Abats « rouges » ou abats « blancs » ?
Le « rouge» ne
désigne pas sa couleur, mais signifie qu'il est cru. Le « blanc », que le morceau
est cuit et préparé (échaudé, blanchi...). Dans les produits tripiers rouges on
trouve : le foie, les rognons, la rate, le cœur, la langue, le museau ou groin,
les onglets, les ris, les joues, la cervelle, vendus crus. Dans les « blancs» :
l'estomac, les pieds, les intestins, les mamelles, la tête, vendus déjà
préparés (tête de veau, tripes à la mode de Caen, etc.)
L'amour aux tripes
Les abats font partie de la catégorie des aliments
« sexuels ». Les abats (foie, langue, rognons), le gibier (le cerf, le daim), les
champignons (truffes, cèpes...) et les coquillages (moules, huîtres), voire
certains fromages puissants qui présentent des formes, des textures et des odeurs
proches du corps: humus, sous-bois, fourrure, cuir.
C'est une même famille d'odeurs sexuelles et naturelles
(les hormones). On entretient un rapport instinctif avec ces aliments et l'on peut
éprouver une répulsion ou bien, au contraire, une attirance assez troublante. Peut-on
pour autant en déduire, à coup' sûr, que les gens qui n'aiment pas ces produits
n'aiment pas le sexe ? Ça donne à réfléchir !
Pas plus caloriques que le
poisson
Riches en vitamines et minéraux, diététiques, les abats
tordent le cou aux idées reçues. Ils ne sont ni « pauvres » ni « gras ». Au contraire.
Les rognons, le cœur, le foie et l'onglet sont des vrais « Popeye ». Du fer, quatre
à cinq fois mieux absorbé que celui des céréales, des légumes, des œufs et autres
produits laitiers... Côté calories, les abats sont « maigres » et riches en protéines.
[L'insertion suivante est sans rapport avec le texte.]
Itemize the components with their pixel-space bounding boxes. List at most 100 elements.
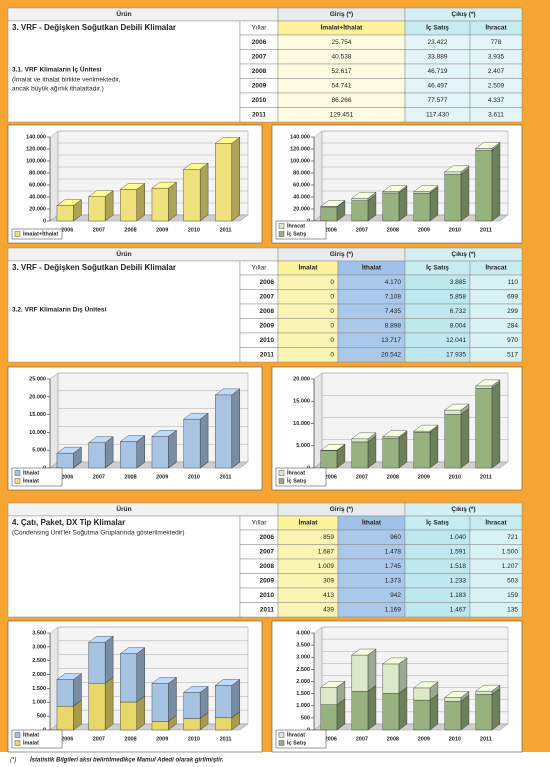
legend-box xyxy=(11,228,63,240)
legend-swatch xyxy=(278,740,285,746)
table-value: 86.266 xyxy=(332,97,352,104)
table-cell xyxy=(7,7,279,22)
y-tick-label: 20.000 xyxy=(293,376,310,382)
legend-label: İhracat xyxy=(287,469,305,476)
y-tick-label: 80.000 xyxy=(29,170,46,176)
table-value: 40.538 xyxy=(332,53,352,60)
legend-label: İç Satış xyxy=(287,477,306,484)
header-cell: Ürün xyxy=(116,504,131,513)
table-value: 2009 xyxy=(260,577,275,584)
table-value: 77.577 xyxy=(428,97,448,104)
bar xyxy=(120,701,137,731)
bar xyxy=(351,198,369,201)
table-value: 1.467 xyxy=(450,606,467,613)
legend-swatch xyxy=(278,478,285,484)
x-tick-label: 2010 xyxy=(449,227,461,233)
y-tick-label: 120.000 xyxy=(26,146,46,152)
y-tick-label: 20.000 xyxy=(29,394,46,400)
legend-swatch xyxy=(14,478,21,484)
bar-side xyxy=(398,686,408,731)
bar xyxy=(320,450,338,469)
table-value: 8.004 xyxy=(450,322,467,329)
bar xyxy=(475,385,493,389)
bar-top xyxy=(413,185,439,192)
x-tick-label: 2011 xyxy=(220,227,232,233)
y-tick-label: 1.500 xyxy=(32,686,46,692)
table-value: 20.542 xyxy=(381,351,401,358)
table-value: 1.591 xyxy=(450,548,467,555)
x-tick-label: 2011 xyxy=(480,736,492,742)
bar-side xyxy=(136,183,145,222)
bar-top xyxy=(382,657,408,665)
bar xyxy=(56,679,74,707)
table-value: 0 xyxy=(330,322,334,329)
legend-swatch xyxy=(14,740,21,746)
section-title: 3. VRF - Değişken Soğutkan Debili Klimal… xyxy=(12,263,176,272)
y-tick-label: 2.500 xyxy=(32,658,46,664)
bar-top xyxy=(413,681,439,689)
table-value: 413 xyxy=(323,592,334,599)
bar-top xyxy=(214,679,241,686)
x-tick-label: 2009 xyxy=(156,736,168,742)
column-header: Yıllar xyxy=(252,520,268,527)
table-value: 5.858 xyxy=(450,293,467,300)
bar-top xyxy=(320,681,346,688)
y-tick-label: 20.000 xyxy=(29,206,46,212)
bar xyxy=(413,699,431,731)
bar xyxy=(444,697,462,702)
table-value: 2011 xyxy=(260,606,274,613)
bar xyxy=(444,701,462,731)
table-value: 2008 xyxy=(252,68,267,75)
x-tick-label: 2007 xyxy=(356,474,368,480)
table-value: 299 xyxy=(507,308,518,315)
table-cell xyxy=(277,289,339,305)
table-value: 2.407 xyxy=(488,68,505,75)
bar xyxy=(444,409,462,415)
bar-top xyxy=(151,181,178,189)
x-tick-label: 2007 xyxy=(93,474,105,480)
x-tick-label: 2010 xyxy=(449,736,461,742)
legend-swatch xyxy=(278,470,285,476)
table-value: 2009 xyxy=(260,322,275,329)
y-tick-label: 5.000 xyxy=(32,448,46,454)
bar-side xyxy=(367,685,377,731)
x-tick-label: 2010 xyxy=(188,736,200,742)
x-tick-label: 2008 xyxy=(387,736,399,742)
header-cell: Giriş (*) xyxy=(330,506,353,513)
table-value: 2008 xyxy=(260,308,275,315)
bar-top xyxy=(382,430,408,437)
bar-side xyxy=(460,168,470,222)
column-header: İhracat xyxy=(485,519,507,527)
legend-label: İhracat xyxy=(287,731,305,738)
column-header: Yıllar xyxy=(252,265,268,272)
bar-side xyxy=(231,388,240,469)
table-value: 1.169 xyxy=(385,606,402,613)
bar xyxy=(56,705,74,731)
y-tick-label: 3.000 xyxy=(296,655,310,661)
y-tick-label: 3.500 xyxy=(32,630,46,636)
bar xyxy=(320,687,338,705)
x-tick-label: 2007 xyxy=(93,736,105,742)
bar xyxy=(151,187,169,222)
legend-swatch xyxy=(278,231,285,237)
bar xyxy=(151,436,169,469)
bar xyxy=(413,192,431,222)
y-tick-label: 10.000 xyxy=(293,421,310,427)
column-header: İhracat xyxy=(485,24,507,32)
table-value: 778 xyxy=(491,39,502,46)
x-tick-label: 2006 xyxy=(61,736,73,742)
bar xyxy=(475,690,493,695)
bar-side xyxy=(491,688,501,731)
table-value: 12.041 xyxy=(446,337,466,344)
table-value: 517 xyxy=(507,351,518,358)
legend-label: İç Satış xyxy=(287,230,306,237)
table-cell xyxy=(7,515,241,618)
bar xyxy=(183,418,201,469)
bar xyxy=(320,206,338,222)
table-value: 1.478 xyxy=(385,548,402,555)
table-value: 1.183 xyxy=(450,592,467,599)
footnote-mark: (*) xyxy=(10,758,16,764)
bar-top xyxy=(151,430,178,437)
table-value: 8.898 xyxy=(385,322,402,329)
table-cell xyxy=(7,247,279,262)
Repas minceur et bonne chère, donc, autour des tripes à la mode de Caen, du foie
de veau ou du cœur de bœuf, à peine plus caloriques que le poisson. Le zinc contenu
renforce les défenses immunitaires, le cuivre lutte contre les infections, le sélénium,
contre le vieillissement. Ils donnent le « coup de fouet » nécessaire à l'approche
de l'hiver (vitamines B et C), assurant aussi la beauté de la peau et des cheveux
(vitamines B5 et A), fixant le calcium, idéal pour les enfants en pleine croissance
(vitamine D) et renforçant les os (vitamine E et cuivre).
Vrai ou faux? Le saviez-vous?
->Les rognons sont des testicules ?
Faux : les rognons rouges sont des reins.
Vrai : les rognons blancs sont des animelles (testicules)
ou « frivolités ».
->Les ris de veau sont des testicules ?
Faux : c'est une glande de croissance (thymus).
->Le gras double c'est gras ?
Faux : cette spécialité lyonnaise est composée de
l'appareil digestif, trés pauvre en graisse.
->On achète ses produits tripiers chez le
boucher?
Vrai : l'idéal, c'est de passer commande chez son
boucher ou chez son tripier en boutiques ou sur les marchés (classés par départements,
www.produitstripiers.com). Pas d'abats chez le charcutier.